#Articles — 26.06.2020

Central bank QE: How far will risk taking go?

Edouard DESBONNETS, Investment Advisor, Fixed Income

The likelihood that the Fed or the ECB will buy shares seems very low to us. It would take another major crisis to make them take this leap.


After several years of existence, Quantitative Easing (QE) has established itself as the main tool for steering monetary policy in many central banks. This is a natural development because conventional tools no longer really have room for manoeuvre: Policy rates at major central banks are at zero or even negative and representatives of these institutions have announced they want to keep rates at these levels for a long time.

What is QE?

Central banks drive short term interest rates thanks to their policy rates. However, they have little impact on medium and long-term interest rates. QE is an asset purchase programme. By buying bonds, the central bank is pushing up the prices of these assets and thus lowering interest rates over the medium to long term. In this way, central banks guarantee lower financing costs to the real economy (businesses and households). At the same time, governments benefit from more favourable terms on their debt. QE thus improves the solvency of the most indebted states. Finally, in crises, buyers become scarcer and liquidity dries up. These effects are mitigated through QE as central banks remain buyers, allowing the market to operate and economic players to refinance themselves on more ‘normal’ terms. This is particularly relevant for corporate bonds.

What limits apply to QE?

As crises unfolded, central banks expanded the scope of QE buying categories. First confined to risk-free assets (sovereign bonds), it then included risky assets such as corporate bonds. The ECB has been buying Investment Grade corporate bonds (the highest rated, as opposed to High Yield) since March 2016. The US Federal Reserve has gone further and since the health crisis it has been buying High Yield ETFs alongside Investment Grade corporate bonds. A debate then opened: Can it do even more on the risk scale and also buy equities as the central banks of Japan and Switzerland do?

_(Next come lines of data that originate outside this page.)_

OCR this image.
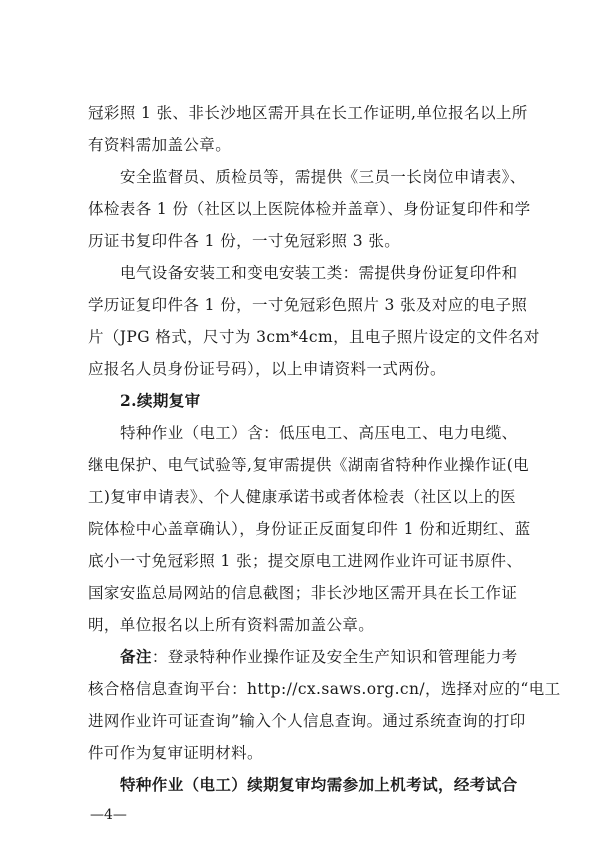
冠彩照 1 张、非长沙地区需开具在长工作证明,单位报名以上所
有资料需加盖公章。
安全监督员、质检员等，需提供《三员一长岗位申请表》、
体检表各 1 份（社区以上医院体检并盖章）、身份证复印件和学
历证书复印件各 1 份，一寸免冠彩照 3 张。
电气设备安装工和变电安装工类：需提供身份证复印件和
学历证复印件各 1 份，一寸免冠彩色照片 3 张及对应的电子照
片（JPG 格式，尺寸为 3cm*4cm，且电子照片设定的文件名对
应报名人员身份证号码），以上申请资料一式两份。
2.续期复审
特种作业（电工）含：低压电工、高压电工、电力电缆、
继电保护、电气试验等,复审需提供《湖南省特种作业操作证(电
工)复审申请表》、个人健康承诺书或者体检表（社区以上的医
院体检中心盖章确认），身份证正反面复印件 1 份和近期红、蓝
底小一寸免冠彩照 1 张；提交原电工进网作业许可证书原件、
国家安监总局网站的信息截图；非长沙地区需开具在长工作证
明，单位报名以上所有资料需加盖公章。
备注：登录特种作业操作证及安全生产知识和管理能力考
核合格信息查询平台：http://cx.saws.org.cn/，选择对应的“电工
进网作业许可证查询”输入个人信息查询。通过系统查询的打印
件可作为复审证明材料。
特种作业（电工）续期复审均需参加上机考试，经考试合
—4—
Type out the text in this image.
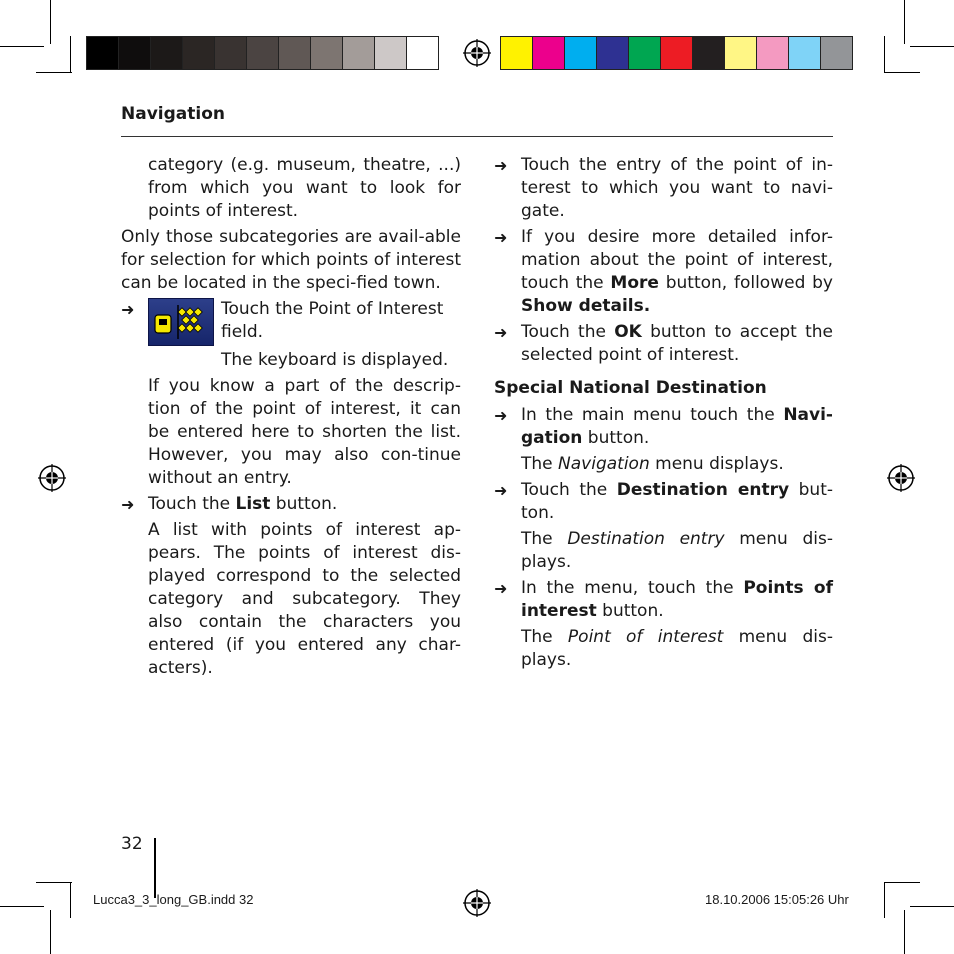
Navigation

category (e.g. museum, theatre, ...) from which you want to look for points of interest.

Only those subcategories are avail-able for selection for which points of interest can be located in the speci-fied town.

➜	Touch the Point of Interest field.

The keyboard is displayed.

If you know a part of the descrip-tion of the point of interest, it can be entered here to shorten the list. However, you may also con-tinue without an entry.

➜ Touch the List button.

A list with points of interest ap-pears. The points of interest dis-played correspond to the selected category and subcategory. They also contain the characters you entered (if you entered any char-acters).

➜ Touch the entry of the point of in-terest to which you want to navi-gate.
➜ If you desire more detailed infor-mation about the point of interest, touch the More button, followed by Show details.
➜ Touch the OK button to accept the selected point of interest.
Special National Destination
➜ In the main menu touch the Navi-gation button.

The Navigation menu displays.

➜ Touch the Destination entry but-ton.

The Destination entry menu dis-plays.

➜ In the menu, touch the Points of interest button.

The Point of interest menu dis-plays.

32
Lucca3_3_long_GB.indd 32	18.10.2006 15:05:26 Uhr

The examples of Japan and Switzerland

The central banks of these countries have been buying equities for several years, but for different reasons. Japan's central bank has paved the way, at the request of the government, to counter deflation. One idea was to create a wealth effect, which would then have had beneficial effects on consumption, growth and inflation. In Switzerland, the aim of general equity purchasing is to stem the appreciation of the Swiss franc. The United States and the eurozone are more like Japan. After almost ten years of equity purchases, Japan's central bank has become a very important shareholder. It held about 80% of the equity ETF market at the end of 2019. However, its policy is not really a success. The bank participated in pushing up the equity market, but it never returned to its record high. Most importantly, the central bank failed to generate inflation or get anywhere near to its 2% target.

The implications of QE being extended to risk assets

The ideological debate. In the US, a member of the Federal Reserve suggested that it should expand the scope of its QE purchase categories. Some interpreted it as the possibility that the Federal Reserve might buy equities. However, US law prohibits it. Congress would therefore have to agree beforehand. The political debate would be intense. The Federal Reserve could be seen as an instrument for the benefit of Wall Street and not as an institution looking out for all Americans, not all of whom have the financial means to hold a portfolio of equities. The Federal Reserve has been justifying its decisions for years on the basis of their impact on the real economy, particularly the fight against unemployment.

The distortion of the markets. This is a criticism often levelled at the central bank of Japan. When an institution with theoretically unlimited financial capacity intervenes in markets without worrying about asset prices, then this creates price distortions. Risk assets are no longer valued at their ‘fair’ value.

Risk to capital. Japan's central bank's equity portfolio posted almost USD 30 billion in unrealized losses due to the market plunge in March. The treatment of losses differs across central banks. Some are forced to be recapitalised by their shareholder (the government), others not. Generally, losses are absorbed by past profits that have been recorded in reserves, revaluation accounting and other special purpose provision accounting. Any remaining losses are then charged against future profitable years.

Exit strategy? Buying risk assets can be a good short term solution to stabilise markets in the event of another crisis. However, once the crisis has passed, the central bank no longer has any reason to maintain its purchases of risk assets. Past experience shows that it is very difficult to get out of easy monetary policy, once applied, without destabilising markets and that it takes a long time. Unlike bonds, equities have no redemption date.


At this stage, the likelihood that the Federal Reserve or the ECB will expand their QE into risk assets seems very low to us. The usefulness would be relative given that markets have stabilised and even resumed their upward trend. It would take another major crisis for these central banks to consider making the leap, and at that point it would pose an ethical challenge as it could prioritise some parts of the population. The latest statements by the Federal Reserve governor suggest that the valuation of financial assets is a collateral consequence, not a monetary policy objective. The first priority for the ECB and the Fed is to keep yields low for a long time. Buying quality bonds seems to remain the most appropriate cost efficient tool for this.